The co-founder and former bassist for the band Nirvana, Krist Novoselic, has kind words for Celine Dion fans over at Time. It's a contribution to a new, expanded edition of a 2007 book praising the Quebecois songbird's massive 1997 album, Let's Talk About Love.
Novoselic has spent much of his post-Nirvana days engaged in political activity that's pretty wide-ranging. He has always struck me as a genial, good guy, if a bit crunchy-prog for my tastes. He's donated both to Barack Obama and Ron Paul and is the frontman for an organization that pushes proportional voting as a fix to what ails democracy. In 2004, he published a book called Of Grunge and Government: Let's Fix This Broken Democracy.
So what do politics have to do with Celine Dion fans? Novoselic argues:
Subversion is a cool look, but without action it is nothing more than a pose. Of course some hipster can kick around Céline Dion, but this kind of thing is too easy in the course of the care and feeding of a smug self-image.
OK, fair enough, though that's a reminder that Nirvana and its fans tended to take themselves way too seriously. Earlier iterations of punk (the Ramones, say) tended to love what they loved without apology or worrying overly much as to whether they were following a script.
All too often, I think, post-punk figures were way too earnest all the time. They took the world way too cereal (interestingly, The Foo Fighters, the band founded by former Nirvana drummer Dave Grohl, is all the more entertaining and accomplished for not taking itself too seriously).
Novoselic imagines the modal Dion fan thus:
The people who attend [legislative and policy] hearings are mainstream types who probably listen to Céline Dion – hardly the kind of subversive music that primes storming the barricades….
Organizing requires submission to a group, not subversion. Remember that another term for "band" is "group": The band works together to make its sound. With political association, instead of drums and guitars, the group elects officers and passes action resolutions, all while following the rules of Robert's Rules of Order….The truth is that someone with a self-image as a subversive needs to work with a mainstreamer Céline Dion fan to meet reform goals. That doesn't mean you have to listen to Dion's songs or that they need to embrace your own subculture. But you do have to listen and work with others – just like a good band does….
After the music and crowds leave, who's going to be there to clean up the glass and splintered furniture and start holding meetings regarding the people's business? The answer will always be found among the kinds of folks willing to spend long hours in meetings, and most of those people are more like Céline Dion fans.
Am I wrong to find his POV here pretty insulting to Celine Dion fans and wildly off-base about how bands operate, too?
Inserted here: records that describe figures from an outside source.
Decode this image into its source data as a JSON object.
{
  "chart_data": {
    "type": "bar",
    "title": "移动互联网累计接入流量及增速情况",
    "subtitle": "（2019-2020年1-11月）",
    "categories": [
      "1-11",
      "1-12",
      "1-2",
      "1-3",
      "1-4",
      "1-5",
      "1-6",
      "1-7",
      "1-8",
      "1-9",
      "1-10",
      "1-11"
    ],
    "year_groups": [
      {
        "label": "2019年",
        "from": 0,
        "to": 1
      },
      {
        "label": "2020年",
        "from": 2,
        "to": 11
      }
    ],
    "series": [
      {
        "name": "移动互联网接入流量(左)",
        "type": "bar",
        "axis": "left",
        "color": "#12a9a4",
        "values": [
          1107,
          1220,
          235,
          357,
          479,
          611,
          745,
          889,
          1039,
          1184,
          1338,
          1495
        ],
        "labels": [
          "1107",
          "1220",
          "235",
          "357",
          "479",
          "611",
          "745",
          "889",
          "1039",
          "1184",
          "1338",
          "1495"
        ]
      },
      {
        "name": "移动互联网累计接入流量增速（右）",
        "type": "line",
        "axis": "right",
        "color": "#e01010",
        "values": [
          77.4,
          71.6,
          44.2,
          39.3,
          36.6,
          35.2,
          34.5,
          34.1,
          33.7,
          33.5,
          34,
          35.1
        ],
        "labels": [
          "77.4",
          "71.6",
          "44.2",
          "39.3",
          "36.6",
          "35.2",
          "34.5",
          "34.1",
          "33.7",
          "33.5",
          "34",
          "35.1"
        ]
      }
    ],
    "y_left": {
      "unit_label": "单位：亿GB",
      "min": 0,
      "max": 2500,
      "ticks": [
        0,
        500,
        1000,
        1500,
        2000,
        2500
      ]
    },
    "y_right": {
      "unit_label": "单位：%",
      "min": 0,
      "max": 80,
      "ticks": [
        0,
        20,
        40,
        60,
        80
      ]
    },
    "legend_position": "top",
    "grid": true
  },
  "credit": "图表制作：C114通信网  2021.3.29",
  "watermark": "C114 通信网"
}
His idyll of rock band as utopian democracy is not at all compelling. From the Beatles to the Stones to the Who to Talking Heads to the Go-Gos to you name it, rock groups are notorious for brutal internal tyranny. It's a rare crew indeed where everyone has an equal say and the music still comes out sounding good.
As to the larger point about politics, I get what Novoselic is saying: Reform isn't simply about tossing grenades and tearing stuff up. It's about following through. But does he really have to "other" Celine Dion fans to make that point? The notion of subversives vs. mainstreamers seems incredibly out of date. That's in large part thanks precisely to bands such as Nirvana—and so many other performers in the rock 'n' roll circus—that ushered in a thoroughly post-mainstream age. After Sigue Sigue Sputnik, the deluge! and all that. Because of large- and small-scale shifts in technology and social mores, we live in a robust age of plenitude, mutation, and DIYism. When Novoselic invokes his olde-tyme binary, he might as well be talking about the Jets and the Sharks from West Side Story.
Ironically, the original version of the book to which Novoselic is contributing is subtitled "Why other people have such bad taste." Carl Wilson's 2007 volume is a terrific read precisely because it blows apart taste as a meaningful cultural category and replaces it instead with an appreciation for how fans process their objects of desire and how they speak through them (some of us at Reason are fond of talking about this as "the expressive view of culture"). It's a much richer understanding of how culture operates and one that dispenses with tired old Mandarin ways of separating culture into categories—high/low, uplifting/degenerate, good/bad, etc.—designed to end conversations rather than promote them.